- 74
Sir Francis Grant P.R.A. 1803-1878
Description
- Sir Francis Grant P.R.A.
- KNITTING A STOCKING
oil on canvas
Provenance
J. B. Abzahaw, sold Sotheby's Belgravia, 20th November 1973, lot 57 ('Mending a Stocking')
Exhibited
Literature
Catalogue Note
The subject of this picture is the artist’s daughter Elizabeth, the only one of his four daughters not to marry. He corresponded with her frequently in the 1870’s and this romantic image is a clear reflection of his affection for her.
Grant married twice, on both occasions into important families. His first wife Amelia was sister of Farquharson of Inverclauld. Following her early death, less than a year after their marriage, he married Isabel Norman, niece of Duke of Rutland. His new wife did much to encourage his career as an artist and kept a list of her husband’s pictures which Elizabeth took over and edited.
The informality of his portrait of Elizabeth is characteristic of Grant’s willingness to move away from straightforward portraiture when painting members of his family.
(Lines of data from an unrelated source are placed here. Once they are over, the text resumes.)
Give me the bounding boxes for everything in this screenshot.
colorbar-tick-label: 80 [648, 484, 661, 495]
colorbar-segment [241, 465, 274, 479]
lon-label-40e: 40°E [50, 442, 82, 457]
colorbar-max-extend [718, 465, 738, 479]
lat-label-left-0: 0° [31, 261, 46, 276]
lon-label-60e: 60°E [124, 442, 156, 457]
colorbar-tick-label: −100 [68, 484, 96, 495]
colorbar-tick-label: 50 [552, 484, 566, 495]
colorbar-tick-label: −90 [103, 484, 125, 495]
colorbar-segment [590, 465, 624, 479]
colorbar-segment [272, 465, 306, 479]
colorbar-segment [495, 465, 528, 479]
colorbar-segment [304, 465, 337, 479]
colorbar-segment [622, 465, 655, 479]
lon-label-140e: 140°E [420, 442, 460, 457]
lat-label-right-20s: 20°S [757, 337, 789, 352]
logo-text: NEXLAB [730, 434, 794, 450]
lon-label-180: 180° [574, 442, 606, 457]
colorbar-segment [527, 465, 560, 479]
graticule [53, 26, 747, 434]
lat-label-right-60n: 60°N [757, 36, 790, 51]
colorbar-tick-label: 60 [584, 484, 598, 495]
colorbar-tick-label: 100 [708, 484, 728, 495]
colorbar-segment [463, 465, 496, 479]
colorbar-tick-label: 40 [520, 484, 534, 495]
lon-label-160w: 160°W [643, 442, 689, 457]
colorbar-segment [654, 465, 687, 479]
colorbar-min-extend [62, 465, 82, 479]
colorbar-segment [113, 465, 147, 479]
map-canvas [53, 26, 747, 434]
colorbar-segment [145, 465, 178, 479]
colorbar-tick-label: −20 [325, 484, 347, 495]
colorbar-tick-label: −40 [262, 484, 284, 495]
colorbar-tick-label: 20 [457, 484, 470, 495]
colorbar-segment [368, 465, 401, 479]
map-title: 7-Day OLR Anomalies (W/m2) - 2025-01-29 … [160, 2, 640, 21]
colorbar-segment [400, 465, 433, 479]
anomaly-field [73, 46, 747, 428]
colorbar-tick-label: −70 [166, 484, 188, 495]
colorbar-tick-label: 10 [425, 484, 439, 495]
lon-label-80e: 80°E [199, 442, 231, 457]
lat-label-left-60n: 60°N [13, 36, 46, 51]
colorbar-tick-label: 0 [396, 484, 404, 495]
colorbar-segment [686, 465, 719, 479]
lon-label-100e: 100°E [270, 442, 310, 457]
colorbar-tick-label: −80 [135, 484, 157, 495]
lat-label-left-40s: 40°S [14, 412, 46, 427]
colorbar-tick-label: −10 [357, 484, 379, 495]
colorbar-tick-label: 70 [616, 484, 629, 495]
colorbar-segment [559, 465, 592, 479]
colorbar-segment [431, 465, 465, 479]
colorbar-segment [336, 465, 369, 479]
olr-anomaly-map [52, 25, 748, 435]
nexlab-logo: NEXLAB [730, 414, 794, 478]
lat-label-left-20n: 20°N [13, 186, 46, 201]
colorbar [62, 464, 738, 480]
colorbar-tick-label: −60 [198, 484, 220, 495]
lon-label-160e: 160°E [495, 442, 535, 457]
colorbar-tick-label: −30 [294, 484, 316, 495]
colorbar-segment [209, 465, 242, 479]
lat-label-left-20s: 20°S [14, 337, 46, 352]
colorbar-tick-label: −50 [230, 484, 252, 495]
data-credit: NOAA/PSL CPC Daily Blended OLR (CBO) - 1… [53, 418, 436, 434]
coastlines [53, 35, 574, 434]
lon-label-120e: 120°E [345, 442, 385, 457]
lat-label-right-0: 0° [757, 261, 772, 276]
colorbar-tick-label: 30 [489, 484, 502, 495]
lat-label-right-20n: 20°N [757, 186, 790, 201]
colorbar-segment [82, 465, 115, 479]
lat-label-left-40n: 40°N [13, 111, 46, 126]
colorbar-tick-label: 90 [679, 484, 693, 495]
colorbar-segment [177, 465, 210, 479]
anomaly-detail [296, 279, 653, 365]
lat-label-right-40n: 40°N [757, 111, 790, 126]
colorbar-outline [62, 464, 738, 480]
He painted his daughter Mary Isabella in 1850, also knitting but this time in an eighteenth century type exterior. His daughter Daisy was painted in 1857 standing in a snow covered landscape, one of her daughters was painted as Summer in 1876. Among other family portrait are a full length portrait of the artist's younger brother General Sir James Hope Grant (who fought in the Indian Mutiny) and a portrait of his son Francis on his favourite hunter.
As Catherine Wills has pointed out, from 1874 Grant’s paintings took on a new lease of life and many of them are higher quality then those produced in the previous decade. The present picture, the closest that Grant came in any late work to a genre scene, must be considered as one of his finest portraits.
An amusing side light is shed on the reception of the painting when it was first exhibited. The artist wrote to his daughter: ‘I must write once more to you – the passing of the pictures is over – and now I am beginning to prepare for my great dinner… Miss Grant – that is you – is hung in the large room – your picture is greatly damaged because you are sat next to a yellow sky by Abraham Cooper. The Committee quite acknowledge it and I proposed to put your picture at the other side of the same wall between two quiet pictures which would have suited it charmingly – and so I went home happy – where a cab arrived and a special messenger with a rider [said] that when they proposed the arrangement, they forgot Miss Grant would be placed turning her back on the Duchess of Edinburgh, who is to occupy the centre, which would never do. They offered to do everything that was kind and put the picture in some good place in another room – but they thought I could not do better then leave it where it is – on the other side of the likeness, quite forgetting that it was quite as great a breach of etiquette [sic] for Miss Grant to be lolling in an arm chair and knitting a stocking in the presence of her Royal Highness as turning her back – indeed, much worse – because in the last case Miss Grant might not be aware of the presence of the Royal Highness, whereas in the former there is no apology. Still I am charming with their loyalty.’
We are grateful to Dr. Catherine Wills for her assistance in cataloguing this work.